Sterbehilfe sollte nicht gegen die Arbeit der Palliativmedizin ausgespielt werden
Sterbehilfe, das ist die Lektion, die Peter Tauber noch zu lernen hat, eignet sich nicht für starke Sprüche, nicht für populistische und für Vereinfacher noch weniger. Nicht nur weil es da um Leben und Tod geht, sondern auch weil sie mit sehr tiefliegenden und individuell höchst unterschiedlichen Schichten von Gewissen, Moral und Verantwortung zu tun haben. Weshalb es – und das ist der nächste Fehler des CDU-Generalsekretärs – auch fahrlässig ist, Sterbehilfe gegen die Arbeit der Palliativmedizin und der Hospizbewegung auszuspielen. Natürlich hat er recht, wenn er dafür mehr Geld und Aufmerksamkeit fordert. Das ist dringend nötig, denn Deutschland hat hier eminenten Nachholbedarf, gerade in ländlichen Regionen ist es schwer, Hilfe und Schmerzlinderung im Todeskampf zu erhalten.

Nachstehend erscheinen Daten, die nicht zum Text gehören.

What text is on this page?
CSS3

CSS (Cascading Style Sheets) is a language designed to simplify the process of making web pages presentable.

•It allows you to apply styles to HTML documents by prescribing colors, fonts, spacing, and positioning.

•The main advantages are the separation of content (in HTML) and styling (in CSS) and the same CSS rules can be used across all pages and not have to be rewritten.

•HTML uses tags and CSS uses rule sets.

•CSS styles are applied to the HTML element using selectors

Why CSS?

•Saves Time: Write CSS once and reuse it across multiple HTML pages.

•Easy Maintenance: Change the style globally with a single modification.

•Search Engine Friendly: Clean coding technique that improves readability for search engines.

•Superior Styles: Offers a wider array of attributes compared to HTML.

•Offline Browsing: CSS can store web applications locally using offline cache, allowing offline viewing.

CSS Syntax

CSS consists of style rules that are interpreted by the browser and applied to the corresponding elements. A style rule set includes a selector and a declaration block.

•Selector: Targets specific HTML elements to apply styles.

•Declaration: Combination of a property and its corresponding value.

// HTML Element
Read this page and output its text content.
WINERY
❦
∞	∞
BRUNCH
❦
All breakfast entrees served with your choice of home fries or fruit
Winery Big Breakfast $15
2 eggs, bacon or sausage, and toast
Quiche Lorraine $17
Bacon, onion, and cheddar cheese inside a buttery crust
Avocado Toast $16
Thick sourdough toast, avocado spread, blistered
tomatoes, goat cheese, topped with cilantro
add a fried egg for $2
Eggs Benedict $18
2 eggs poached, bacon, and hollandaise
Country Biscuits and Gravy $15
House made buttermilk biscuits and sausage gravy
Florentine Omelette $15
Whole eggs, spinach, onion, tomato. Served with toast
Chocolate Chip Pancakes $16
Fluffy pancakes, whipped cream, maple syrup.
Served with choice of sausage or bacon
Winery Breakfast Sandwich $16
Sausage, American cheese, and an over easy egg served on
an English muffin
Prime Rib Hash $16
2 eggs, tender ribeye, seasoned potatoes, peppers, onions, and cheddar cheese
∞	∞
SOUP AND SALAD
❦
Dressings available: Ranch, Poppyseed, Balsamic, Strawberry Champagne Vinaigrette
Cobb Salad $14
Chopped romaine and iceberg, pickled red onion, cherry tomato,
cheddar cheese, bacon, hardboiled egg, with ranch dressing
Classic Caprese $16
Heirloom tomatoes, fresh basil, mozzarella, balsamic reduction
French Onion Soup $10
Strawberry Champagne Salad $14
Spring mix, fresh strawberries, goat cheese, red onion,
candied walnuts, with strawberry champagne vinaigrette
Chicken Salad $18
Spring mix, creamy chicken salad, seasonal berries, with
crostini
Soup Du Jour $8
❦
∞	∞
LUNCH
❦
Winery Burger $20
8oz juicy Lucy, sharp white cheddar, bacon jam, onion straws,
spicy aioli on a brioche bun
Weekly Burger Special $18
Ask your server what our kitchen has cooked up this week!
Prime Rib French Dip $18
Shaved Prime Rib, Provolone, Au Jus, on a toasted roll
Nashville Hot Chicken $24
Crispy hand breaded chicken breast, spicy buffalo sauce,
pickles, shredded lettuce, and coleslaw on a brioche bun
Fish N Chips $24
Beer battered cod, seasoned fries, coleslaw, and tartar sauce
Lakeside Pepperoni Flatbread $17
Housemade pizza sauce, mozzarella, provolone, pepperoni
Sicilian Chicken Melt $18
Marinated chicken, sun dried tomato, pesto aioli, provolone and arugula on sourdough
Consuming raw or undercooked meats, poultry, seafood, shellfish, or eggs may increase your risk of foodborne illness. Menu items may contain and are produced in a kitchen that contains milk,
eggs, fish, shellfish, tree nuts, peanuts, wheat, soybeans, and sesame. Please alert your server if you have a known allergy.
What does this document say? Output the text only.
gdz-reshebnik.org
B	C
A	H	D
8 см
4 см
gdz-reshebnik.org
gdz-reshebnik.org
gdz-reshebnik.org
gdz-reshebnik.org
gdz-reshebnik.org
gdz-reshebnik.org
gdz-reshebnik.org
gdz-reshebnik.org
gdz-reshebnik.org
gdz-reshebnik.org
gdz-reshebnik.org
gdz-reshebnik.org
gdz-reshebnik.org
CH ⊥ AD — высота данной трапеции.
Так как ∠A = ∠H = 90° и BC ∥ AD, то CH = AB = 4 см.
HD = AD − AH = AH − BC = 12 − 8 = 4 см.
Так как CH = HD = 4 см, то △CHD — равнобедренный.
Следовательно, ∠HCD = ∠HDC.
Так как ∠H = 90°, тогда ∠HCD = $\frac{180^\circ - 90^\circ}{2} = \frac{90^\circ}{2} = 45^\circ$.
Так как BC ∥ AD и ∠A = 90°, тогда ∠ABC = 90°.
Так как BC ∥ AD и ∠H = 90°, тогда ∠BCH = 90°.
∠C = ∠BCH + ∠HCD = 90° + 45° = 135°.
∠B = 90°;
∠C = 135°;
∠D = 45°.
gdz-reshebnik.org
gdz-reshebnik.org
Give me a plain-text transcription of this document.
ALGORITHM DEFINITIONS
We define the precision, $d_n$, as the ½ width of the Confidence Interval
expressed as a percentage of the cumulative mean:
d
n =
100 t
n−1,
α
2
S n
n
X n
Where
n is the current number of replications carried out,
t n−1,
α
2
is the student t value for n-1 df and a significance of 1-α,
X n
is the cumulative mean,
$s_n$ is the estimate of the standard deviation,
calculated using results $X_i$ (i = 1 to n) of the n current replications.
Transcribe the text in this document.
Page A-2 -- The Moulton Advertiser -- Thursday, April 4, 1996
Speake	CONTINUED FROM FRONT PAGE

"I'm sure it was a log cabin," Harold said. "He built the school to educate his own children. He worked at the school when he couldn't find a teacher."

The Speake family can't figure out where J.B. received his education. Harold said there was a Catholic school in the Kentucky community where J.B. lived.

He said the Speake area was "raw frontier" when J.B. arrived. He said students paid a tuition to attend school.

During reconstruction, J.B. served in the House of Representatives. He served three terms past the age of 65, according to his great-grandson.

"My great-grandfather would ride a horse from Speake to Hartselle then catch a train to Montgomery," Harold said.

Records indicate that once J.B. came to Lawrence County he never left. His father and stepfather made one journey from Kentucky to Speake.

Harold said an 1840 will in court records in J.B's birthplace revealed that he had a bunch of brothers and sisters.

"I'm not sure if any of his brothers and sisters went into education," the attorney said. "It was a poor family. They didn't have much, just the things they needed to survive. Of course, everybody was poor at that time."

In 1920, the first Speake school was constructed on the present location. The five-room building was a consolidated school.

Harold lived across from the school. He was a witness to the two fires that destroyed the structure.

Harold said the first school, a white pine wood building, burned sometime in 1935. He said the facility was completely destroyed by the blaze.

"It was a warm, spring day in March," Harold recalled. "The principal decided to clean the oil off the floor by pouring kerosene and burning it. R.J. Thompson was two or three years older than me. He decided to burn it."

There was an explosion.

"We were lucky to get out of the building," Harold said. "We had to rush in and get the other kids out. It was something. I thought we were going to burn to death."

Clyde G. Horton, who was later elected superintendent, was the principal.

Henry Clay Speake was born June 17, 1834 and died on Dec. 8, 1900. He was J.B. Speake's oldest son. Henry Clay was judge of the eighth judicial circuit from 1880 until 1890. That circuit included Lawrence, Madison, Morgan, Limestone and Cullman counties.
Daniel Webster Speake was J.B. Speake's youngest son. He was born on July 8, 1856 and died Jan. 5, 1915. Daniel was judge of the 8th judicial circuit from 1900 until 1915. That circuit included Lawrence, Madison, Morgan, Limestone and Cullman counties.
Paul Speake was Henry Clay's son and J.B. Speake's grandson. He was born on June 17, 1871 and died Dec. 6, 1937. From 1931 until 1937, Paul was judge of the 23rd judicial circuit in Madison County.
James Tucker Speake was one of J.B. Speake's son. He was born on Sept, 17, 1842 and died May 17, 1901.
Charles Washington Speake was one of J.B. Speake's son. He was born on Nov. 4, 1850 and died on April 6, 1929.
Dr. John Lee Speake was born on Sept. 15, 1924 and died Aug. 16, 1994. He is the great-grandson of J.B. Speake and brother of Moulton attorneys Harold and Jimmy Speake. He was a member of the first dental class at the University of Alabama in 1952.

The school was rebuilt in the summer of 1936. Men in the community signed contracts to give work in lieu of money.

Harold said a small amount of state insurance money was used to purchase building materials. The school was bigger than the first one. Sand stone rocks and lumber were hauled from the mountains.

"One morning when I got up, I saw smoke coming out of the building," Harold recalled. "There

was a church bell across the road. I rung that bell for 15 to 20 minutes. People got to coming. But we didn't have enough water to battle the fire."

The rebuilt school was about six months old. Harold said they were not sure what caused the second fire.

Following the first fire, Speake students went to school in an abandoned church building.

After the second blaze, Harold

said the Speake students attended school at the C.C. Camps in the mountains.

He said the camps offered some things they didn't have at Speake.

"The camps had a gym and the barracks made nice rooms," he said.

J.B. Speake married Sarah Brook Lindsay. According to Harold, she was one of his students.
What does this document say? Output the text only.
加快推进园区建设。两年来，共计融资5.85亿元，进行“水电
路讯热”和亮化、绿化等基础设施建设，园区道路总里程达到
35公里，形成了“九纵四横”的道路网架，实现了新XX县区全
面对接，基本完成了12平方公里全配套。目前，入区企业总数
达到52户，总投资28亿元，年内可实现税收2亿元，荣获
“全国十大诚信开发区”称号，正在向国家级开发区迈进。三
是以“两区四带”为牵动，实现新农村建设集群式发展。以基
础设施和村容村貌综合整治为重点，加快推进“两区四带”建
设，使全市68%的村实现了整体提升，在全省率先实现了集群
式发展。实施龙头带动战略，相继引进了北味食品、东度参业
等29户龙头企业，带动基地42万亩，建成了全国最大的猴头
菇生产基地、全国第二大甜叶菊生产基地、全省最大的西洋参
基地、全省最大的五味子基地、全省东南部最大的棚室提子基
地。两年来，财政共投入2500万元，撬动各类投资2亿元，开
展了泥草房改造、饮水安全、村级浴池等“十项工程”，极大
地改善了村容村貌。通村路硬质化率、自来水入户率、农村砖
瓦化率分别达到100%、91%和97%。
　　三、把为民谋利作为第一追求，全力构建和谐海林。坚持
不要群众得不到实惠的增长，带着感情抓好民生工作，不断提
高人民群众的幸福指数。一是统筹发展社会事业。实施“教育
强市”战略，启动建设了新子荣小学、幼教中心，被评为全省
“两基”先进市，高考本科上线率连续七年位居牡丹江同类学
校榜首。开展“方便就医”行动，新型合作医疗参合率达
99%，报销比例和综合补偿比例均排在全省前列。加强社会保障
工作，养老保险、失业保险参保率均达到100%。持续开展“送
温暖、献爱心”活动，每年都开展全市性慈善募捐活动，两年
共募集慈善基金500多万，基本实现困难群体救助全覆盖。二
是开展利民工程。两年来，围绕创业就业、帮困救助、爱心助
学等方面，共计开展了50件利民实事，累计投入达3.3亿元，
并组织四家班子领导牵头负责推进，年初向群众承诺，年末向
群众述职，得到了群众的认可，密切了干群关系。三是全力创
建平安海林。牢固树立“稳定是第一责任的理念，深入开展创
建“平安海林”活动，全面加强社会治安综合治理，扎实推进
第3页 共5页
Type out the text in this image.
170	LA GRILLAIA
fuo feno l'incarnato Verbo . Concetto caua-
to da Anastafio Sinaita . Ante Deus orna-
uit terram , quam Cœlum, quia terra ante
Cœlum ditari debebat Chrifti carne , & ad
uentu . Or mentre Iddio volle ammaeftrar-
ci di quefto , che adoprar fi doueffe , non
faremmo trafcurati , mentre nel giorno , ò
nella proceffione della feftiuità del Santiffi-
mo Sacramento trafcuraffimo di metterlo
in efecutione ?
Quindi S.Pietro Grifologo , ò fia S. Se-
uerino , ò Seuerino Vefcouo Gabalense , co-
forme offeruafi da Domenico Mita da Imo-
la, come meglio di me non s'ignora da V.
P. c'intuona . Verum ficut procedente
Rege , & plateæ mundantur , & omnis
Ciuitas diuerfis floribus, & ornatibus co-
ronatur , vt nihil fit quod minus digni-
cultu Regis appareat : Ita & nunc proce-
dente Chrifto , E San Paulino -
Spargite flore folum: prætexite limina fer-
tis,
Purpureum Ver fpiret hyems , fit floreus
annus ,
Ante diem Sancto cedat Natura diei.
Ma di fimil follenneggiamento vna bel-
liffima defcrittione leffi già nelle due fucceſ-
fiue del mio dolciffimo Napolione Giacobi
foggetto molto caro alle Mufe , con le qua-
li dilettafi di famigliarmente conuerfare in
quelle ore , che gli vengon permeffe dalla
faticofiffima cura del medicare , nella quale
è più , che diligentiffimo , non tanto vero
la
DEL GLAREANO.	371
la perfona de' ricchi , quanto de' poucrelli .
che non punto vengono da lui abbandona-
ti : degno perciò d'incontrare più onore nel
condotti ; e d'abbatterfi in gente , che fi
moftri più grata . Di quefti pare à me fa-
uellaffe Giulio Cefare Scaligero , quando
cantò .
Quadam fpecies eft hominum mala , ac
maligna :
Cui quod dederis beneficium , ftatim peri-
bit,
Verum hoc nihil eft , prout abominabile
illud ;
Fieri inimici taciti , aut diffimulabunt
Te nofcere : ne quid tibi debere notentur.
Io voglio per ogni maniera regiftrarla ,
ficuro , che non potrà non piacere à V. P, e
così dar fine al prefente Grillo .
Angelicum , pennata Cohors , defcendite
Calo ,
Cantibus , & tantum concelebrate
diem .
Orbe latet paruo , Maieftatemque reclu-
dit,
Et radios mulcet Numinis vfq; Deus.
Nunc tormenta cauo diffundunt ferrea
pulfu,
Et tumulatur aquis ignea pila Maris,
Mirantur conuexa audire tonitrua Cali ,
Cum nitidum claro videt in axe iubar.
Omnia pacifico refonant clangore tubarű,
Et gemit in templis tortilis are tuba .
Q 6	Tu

Hier Verbesserungen zu fordern enthebt die politisch Verantwortlichen jedoch nicht der Aufgabe, sich der schwierigen Frage der Sterbehilfe zu stellen und darüber nachzudenken. Genau das wäre dann doch ein Verdienst von Peter Tauber: das Thema wieder in die öffentliche Debatte gebracht zu haben. Allerdings müsste es eine Debatte werden, die Anstrengungen nicht scheut. Denn der bloße Verweis darauf, dass das Leben ein über allem stehendes, schützenswertes Gut sei, wie das in der Vergangenheit besonders Mediziner und Kirchenleute nicht müde wurden zu tun, greift viel zu kurz. Es gibt schließlich niemanden, der das bestreiten wollte. Die Frage, vor der sich niemand drücken darf, lautet vielmehr: Gilt das auch immer und in jeden Fall für Menschen, die unerträglich Schmerzen leiden müssen? Welche Moral, welches Gesetz, welche Religion, welche Weltanschauung, welche Vernunft ermächtigt uns, ihnen Hilfe zu verweigern?